Las voces de Juana de Arco ¿profecías?

Jeanne d'Arc.

Todos conocemos la historia de Juana de Arco y la influencia que tuvo en esa época histórica de la Francia de Carlos VII. ¿Fueron profecías esas voces que la muchacha oía y que la guiaron hasta la corte del Rey y le dieron ese poderío frente a las tropas francesas?

Juana de Arco, la doncella de Orleans, vivió los años en que Francia estaba en uno de sus peores momentos de su lucha con Inglaterra (la Guerra de los Cien Años, 1429). Esta campesina empezó a oír voces cuando tenía 13 años. En un primer momento pensó que se trataba de la voz de Dios, después, cuando estas voces venían acompañadas de una gran claridad le pareció reconocer a un ángel. No fue hasta bastante después que identificó a sus interlocutores, éstos eran: Santa Catalina, Santa Margarita y San Miguel.
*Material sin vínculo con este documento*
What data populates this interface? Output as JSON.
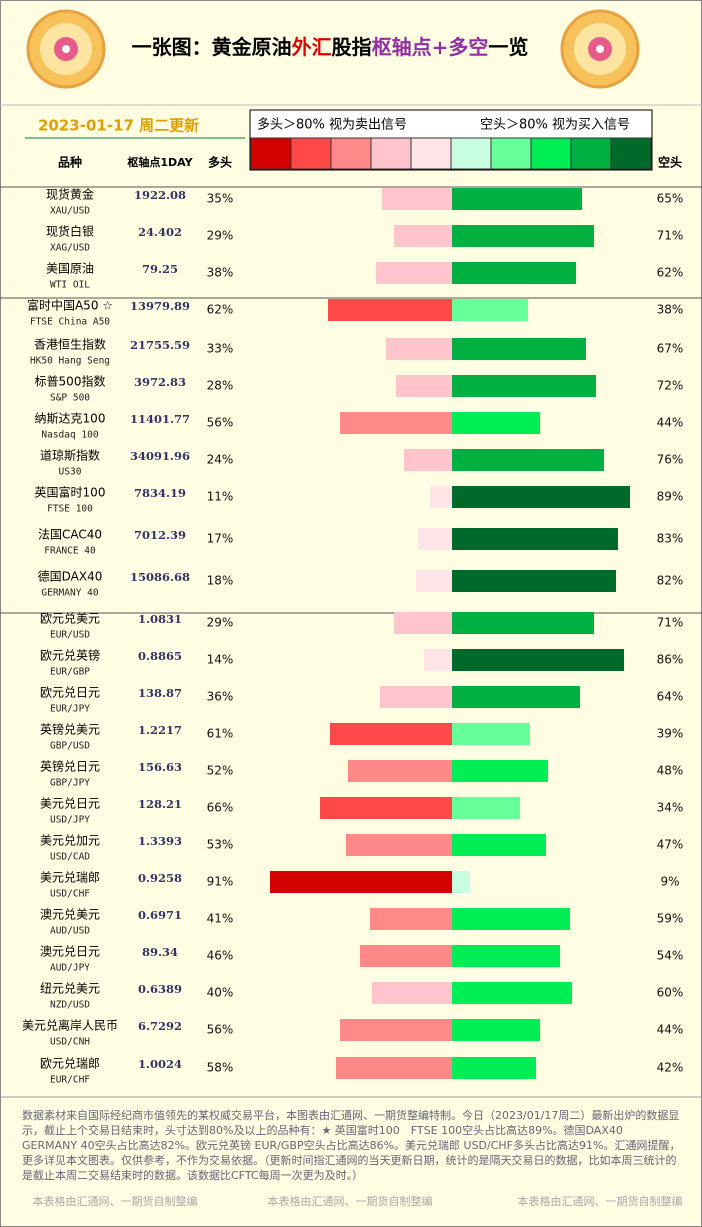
{
  "header": {
    "title_parts": [
      "一张图：黄金原油",
      "外汇",
      "股指",
      "枢轴点+多空",
      "一览"
    ],
    "date": "2023-01-17 周二更新"
  },
  "legend": {
    "long_note": "多头＞80% 视为卖出信号",
    "short_note": "空头＞80% 视为买入信号",
    "scale_colors": [
      "#d40000",
      "#ff4848",
      "#ff8888",
      "#ffc4cc",
      "#ffe4e8",
      "#c8ffe0",
      "#66ff99",
      "#00ee55",
      "#00b040",
      "#006a2a"
    ]
  },
  "table": {
    "columns": [
      "品种",
      "枢轴点1DAY",
      "多头",
      "空头"
    ],
    "rows": [
      {
        "name": "现货黄金",
        "code": "XAU/USD",
        "pivot": "1922.08",
        "long": 35,
        "long_label": "35%",
        "short": 65,
        "short_label": "65%"
      },
      {
        "name": "现货白银",
        "code": "XAG/USD",
        "pivot": "24.402",
        "long": 29,
        "long_label": "29%",
        "short": 71,
        "short_label": "71%"
      },
      {
        "name": "美国原油",
        "code": "WTI OIL",
        "pivot": "79.25",
        "long": 38,
        "long_label": "38%",
        "short": 62,
        "short_label": "62%"
      },
      {
        "name": "富时中国A50 ☆",
        "code": "FTSE China A50",
        "pivot": "13979.89",
        "long": 62,
        "long_label": "62%",
        "short": 38,
        "short_label": "38%"
      },
      {
        "name": "香港恒生指数",
        "code": "HK50 Hang Seng",
        "pivot": "21755.59",
        "long": 33,
        "long_label": "33%",
        "short": 67,
        "short_label": "67%"
      },
      {
        "name": "标普500指数",
        "code": "S&P 500",
        "pivot": "3972.83",
        "long": 28,
        "long_label": "28%",
        "short": 72,
        "short_label": "72%"
      },
      {
        "name": "纳斯达克100",
        "code": "Nasdaq 100",
        "pivot": "11401.77",
        "long": 56,
        "long_label": "56%",
        "short": 44,
        "short_label": "44%"
      },
      {
        "name": "道琼斯指数",
        "code": "US30",
        "pivot": "34091.96",
        "long": 24,
        "long_label": "24%",
        "short": 76,
        "short_label": "76%"
      },
      {
        "name": "英国富时100",
        "code": "FTSE 100",
        "pivot": "7834.19",
        "long": 11,
        "long_label": "11%",
        "short": 89,
        "short_label": "89%"
      },
      {
        "name": "法国CAC40",
        "code": "FRANCE 40",
        "pivot": "7012.39",
        "long": 17,
        "long_label": "17%",
        "short": 83,
        "short_label": "83%"
      },
      {
        "name": "德国DAX40",
        "code": "GERMANY 40",
        "pivot": "15086.68",
        "long": 18,
        "long_label": "18%",
        "short": 82,
        "short_label": "82%"
      },
      {
        "name": "欧元兑美元",
        "code": "EUR/USD",
        "pivot": "1.0831",
        "long": 29,
        "long_label": "29%",
        "short": 71,
        "short_label": "71%"
      },
      {
        "name": "欧元兑英镑",
        "code": "EUR/GBP",
        "pivot": "0.8865",
        "long": 14,
        "long_label": "14%",
        "short": 86,
        "short_label": "86%"
      },
      {
        "name": "欧元兑日元",
        "code": "EUR/JPY",
        "pivot": "138.87",
        "long": 36,
        "long_label": "36%",
        "short": 64,
        "short_label": "64%"
      },
      {
        "name": "英镑兑美元",
        "code": "GBP/USD",
        "pivot": "1.2217",
        "long": 61,
        "long_label": "61%",
        "short": 39,
        "short_label": "39%"
      },
      {
        "name": "英镑兑日元",
        "code": "GBP/JPY",
        "pivot": "156.63",
        "long": 52,
        "long_label": "52%",
        "short": 48,
        "short_label": "48%"
      },
      {
        "name": "美元兑日元",
        "code": "USD/JPY",
        "pivot": "128.21",
        "long": 66,
        "long_label": "66%",
        "short": 34,
        "short_label": "34%"
      },
      {
        "name": "美元兑加元",
        "code": "USD/CAD",
        "pivot": "1.3393",
        "long": 53,
        "long_label": "53%",
        "short": 47,
        "short_label": "47%"
      },
      {
        "name": "美元兑瑞郎",
        "code": "USD/CHF",
        "pivot": "0.9258",
        "long": 91,
        "long_label": "91%",
        "short": 9,
        "short_label": "9%"
      },
      {
        "name": "澳元兑美元",
        "code": "AUD/USD",
        "pivot": "0.6971",
        "long": 41,
        "long_label": "41%",
        "short": 59,
        "short_label": "59%"
      },
      {
        "name": "澳元兑日元",
        "code": "AUD/JPY",
        "pivot": "89.34",
        "long": 46,
        "long_label": "46%",
        "short": 54,
        "short_label": "54%"
      },
      {
        "name": "纽元兑美元",
        "code": "NZD/USD",
        "pivot": "0.6389",
        "long": 40,
        "long_label": "40%",
        "short": 60,
        "short_label": "60%"
      },
      {
        "name": "美元兑离岸人民币",
        "code": "USD/CNH",
        "pivot": "6.7292",
        "long": 56,
        "long_label": "56%",
        "short": 44,
        "short_label": "44%"
      },
      {
        "name": "欧元兑瑞郎",
        "code": "EUR/CHF",
        "pivot": "1.0024",
        "long": 58,
        "long_label": "58%",
        "short": 42,
        "short_label": "42%"
      }
    ]
  },
  "footer": {
    "note": "数据素材来自国际经纪商市值领先的某权威交易平台，本图表由汇通网、一期货整编特制。今日（2023/01/17周二）最新出炉的数据显示，截止上个交易日结束时，头寸达到80%及以上的品种有：★ 英国富时100　FTSE 100空头占比高达89%。德国DAX40　GERMANY 40空头占比高达82%。欧元兑英镑 EUR/GBP空头占比高达86%。美元兑瑞郎 USD/CHF多头占比高达91%。汇通网提醒，更多详见本文图表。仅供参考，不作为交易依据。（更新时间指汇通网的当天更新日期，统计的是隔天交易日的数据，比如本周三统计的是截止本周二交易结束时的数据。该数据比CFTC每周一次更为及时。）",
    "watermark": "本表格由汇通网、一期货自制整编"
  }
}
Los mensajes que le transmitían le decían que tenía que ir a Francia a ver a su rey y ayudar a levantar la moral del debilitado ejército.
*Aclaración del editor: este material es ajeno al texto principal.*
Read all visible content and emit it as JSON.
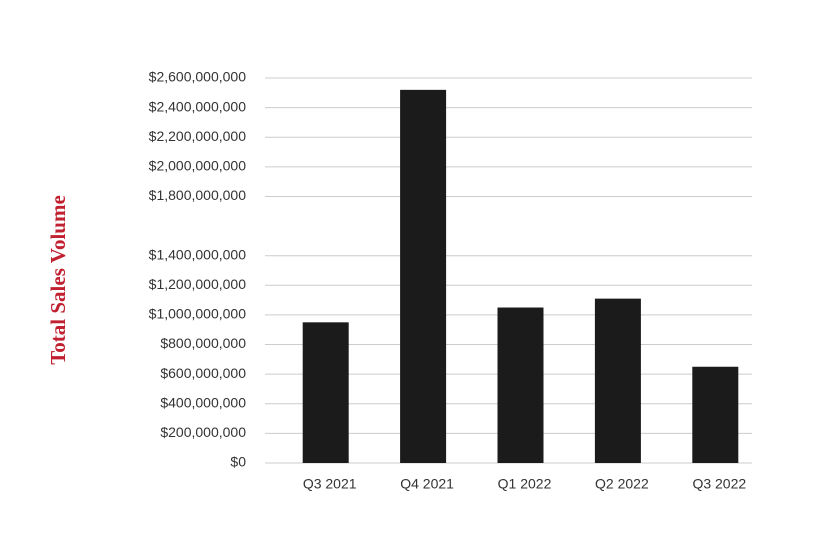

Y lo consiguió, se presentó ante Carlos VII, eso sí, disfrazada de hombre. Aquí se cuenta que como el rey desconfiaba de los poderes de la chica, se ocultó entre sus cortesanos para comprobar hasta dónde llegaban, pero ella al entrar en la sala se dirigió hacia él sin dudarlo un instante ¿poseía el don de la clarividencia?
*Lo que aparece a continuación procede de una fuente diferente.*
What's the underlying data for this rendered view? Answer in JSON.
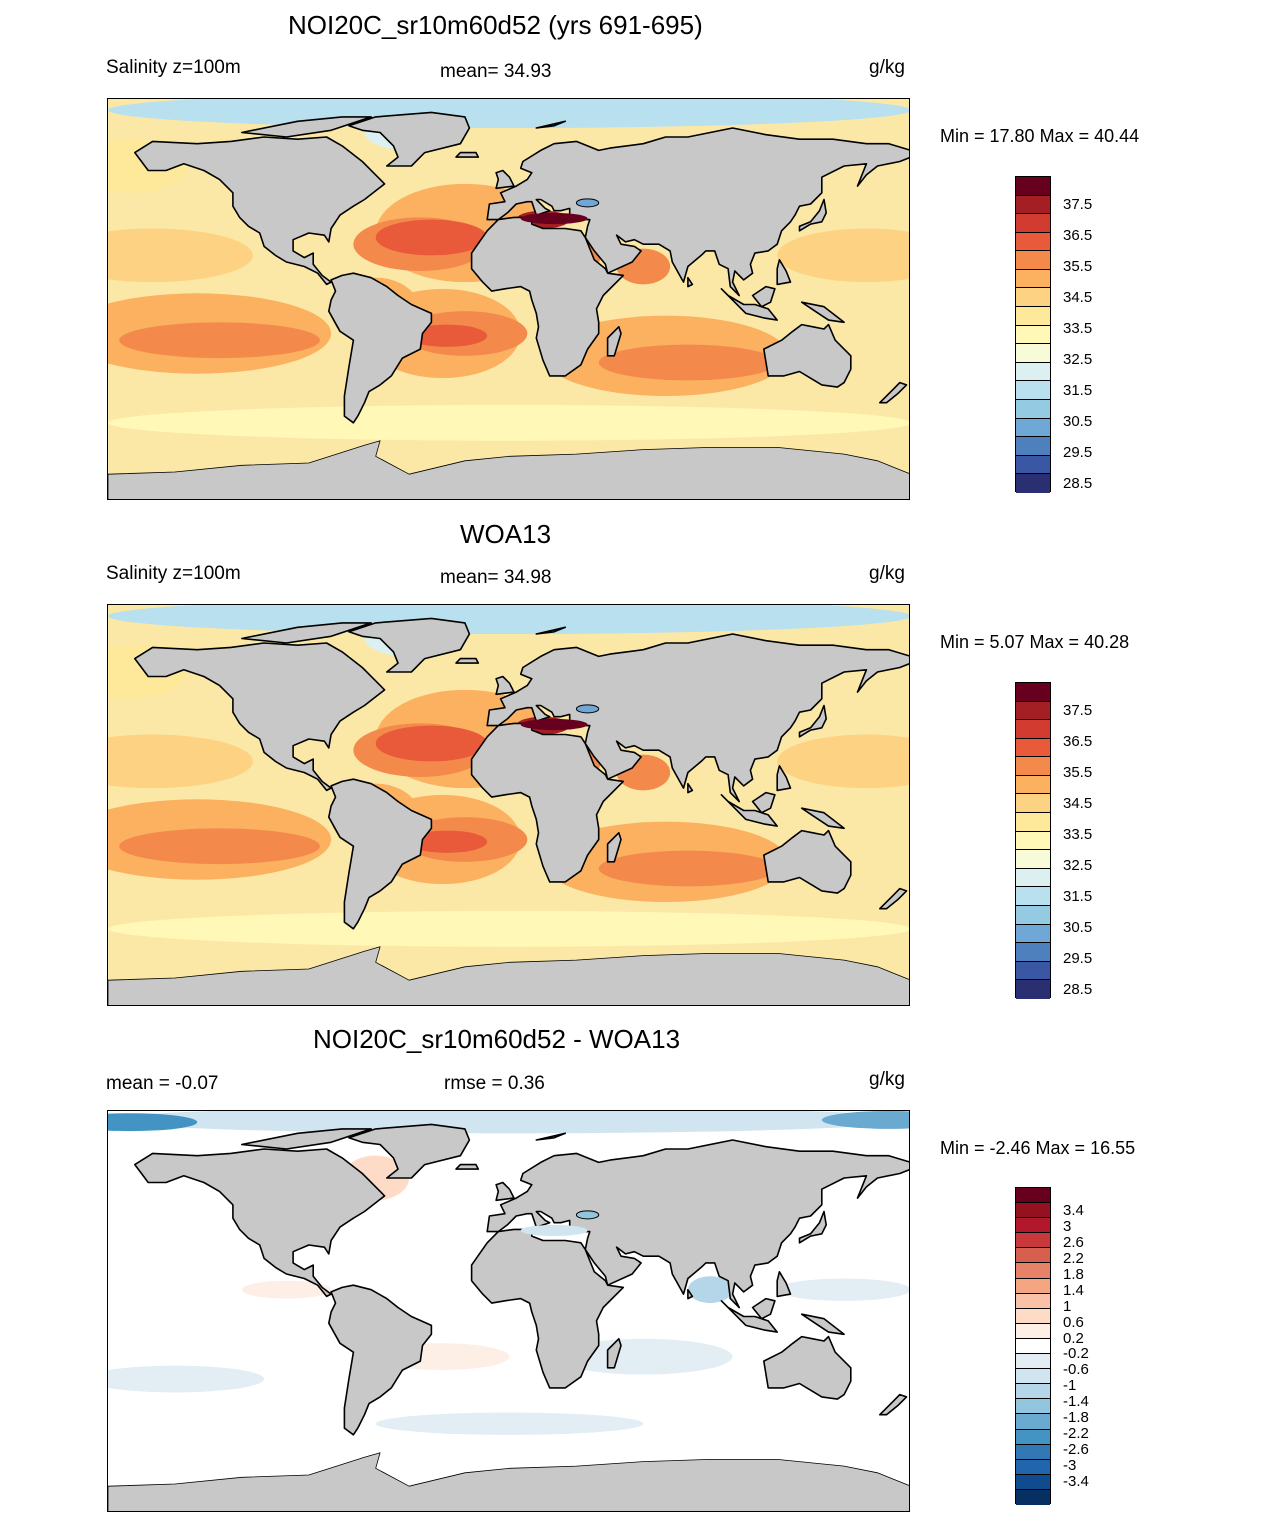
{
  "panels": [
    {
      "title": "NOI20C_sr10m60d52 (yrs 691-695)",
      "left_label": "Salinity z=100m",
      "center_label": "mean=  34.93",
      "units": "g/kg",
      "minmax": "Min =  17.80 Max =  40.44",
      "colorbar": {
        "colors": [
          "#67001f",
          "#a41f24",
          "#d13b30",
          "#e85a3a",
          "#f38a4b",
          "#fbb160",
          "#fdd383",
          "#fee99b",
          "#fff8b7",
          "#f7fbd7",
          "#dcf0f2",
          "#b9e0ee",
          "#94cbe3",
          "#6fa8d6",
          "#4f80be",
          "#3a57a3",
          "#2a2f72"
        ],
        "labels": [
          "37.5",
          "36.5",
          "35.5",
          "34.5",
          "33.5",
          "32.5",
          "31.5",
          "30.5",
          "29.5",
          "28.5"
        ]
      }
    },
    {
      "title": "WOA13",
      "left_label": "Salinity z=100m",
      "center_label": "mean=  34.98",
      "units": "g/kg",
      "minmax": "Min =   5.07 Max =  40.28",
      "colorbar": {
        "colors": [
          "#67001f",
          "#a41f24",
          "#d13b30",
          "#e85a3a",
          "#f38a4b",
          "#fbb160",
          "#fdd383",
          "#fee99b",
          "#fff8b7",
          "#f7fbd7",
          "#dcf0f2",
          "#b9e0ee",
          "#94cbe3",
          "#6fa8d6",
          "#4f80be",
          "#3a57a3",
          "#2a2f72"
        ],
        "labels": [
          "37.5",
          "36.5",
          "35.5",
          "34.5",
          "33.5",
          "32.5",
          "31.5",
          "30.5",
          "29.5",
          "28.5"
        ]
      }
    },
    {
      "title": "NOI20C_sr10m60d52 - WOA13",
      "left_label": "mean =  -0.07",
      "center_label": "rmse =   0.36",
      "units": "g/kg",
      "minmax": "Min =  -2.46 Max =  16.55",
      "colorbar": {
        "colors": [
          "#67001f",
          "#94121f",
          "#b2182b",
          "#c9383a",
          "#d6604d",
          "#e58267",
          "#f4a582",
          "#f9c2a8",
          "#fddbc7",
          "#fdefe5",
          "#ffffff",
          "#e2eef4",
          "#d1e5f0",
          "#b4d6e8",
          "#92c5de",
          "#6aaad0",
          "#4393c3",
          "#3178b4",
          "#2166ac",
          "#104b8f",
          "#053061"
        ],
        "labels": [
          "3.4",
          "3",
          "2.6",
          "2.2",
          "1.8",
          "1.4",
          "1",
          "0.6",
          "0.2",
          "-0.2",
          "-0.6",
          "-1",
          "-1.4",
          "-1.8",
          "-2.2",
          "-2.6",
          "-3",
          "-3.4"
        ]
      }
    }
  ],
  "map_colors": {
    "land": "#c8c8c8",
    "salinity_background": "#fbe8a6"
  }
}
De esta forma Juana fue enviada a Orleans (entonces sitiada por los ingleses) y en solo 9 días logró que la ciudad fuera libre y se expulsara a los ingleses.

También, siguiendo los mensajes de las voces, propició que coronaran al rey, conduciéndolo a través de una peligrosa zona ocupada por los ingleses para que pudiera llegar a Reims. Lugar donde se coronaba a los reyes y debido a la ocupación de los enemigos, el nombramiento del monarca había sido retrasado seis años.

Otro hecho inexplicable hace referencia a su espada de batalla, parece ser que la obtuvo como consecuencia de las visiones que tenía: las voces le habían dicho que buscara debajo del altar de la iglesia de un pueblo llamado Fierbois. Efectivamente, allí se encontró un antiguo cofre que guardaba una espada oxidada. A partir de este momento ésta fue la espada de batalla con la que Juana de Arco insufló la moral y el aliento a las tropas francesas.

En todo momento sus profecías auguraban la futura victoria final para Francia.

Juana después cayó en manos de los enemigos, fue acusada de brujería y hechicera y quemada en la hoguera. En 1920 la Iglesia la santificó.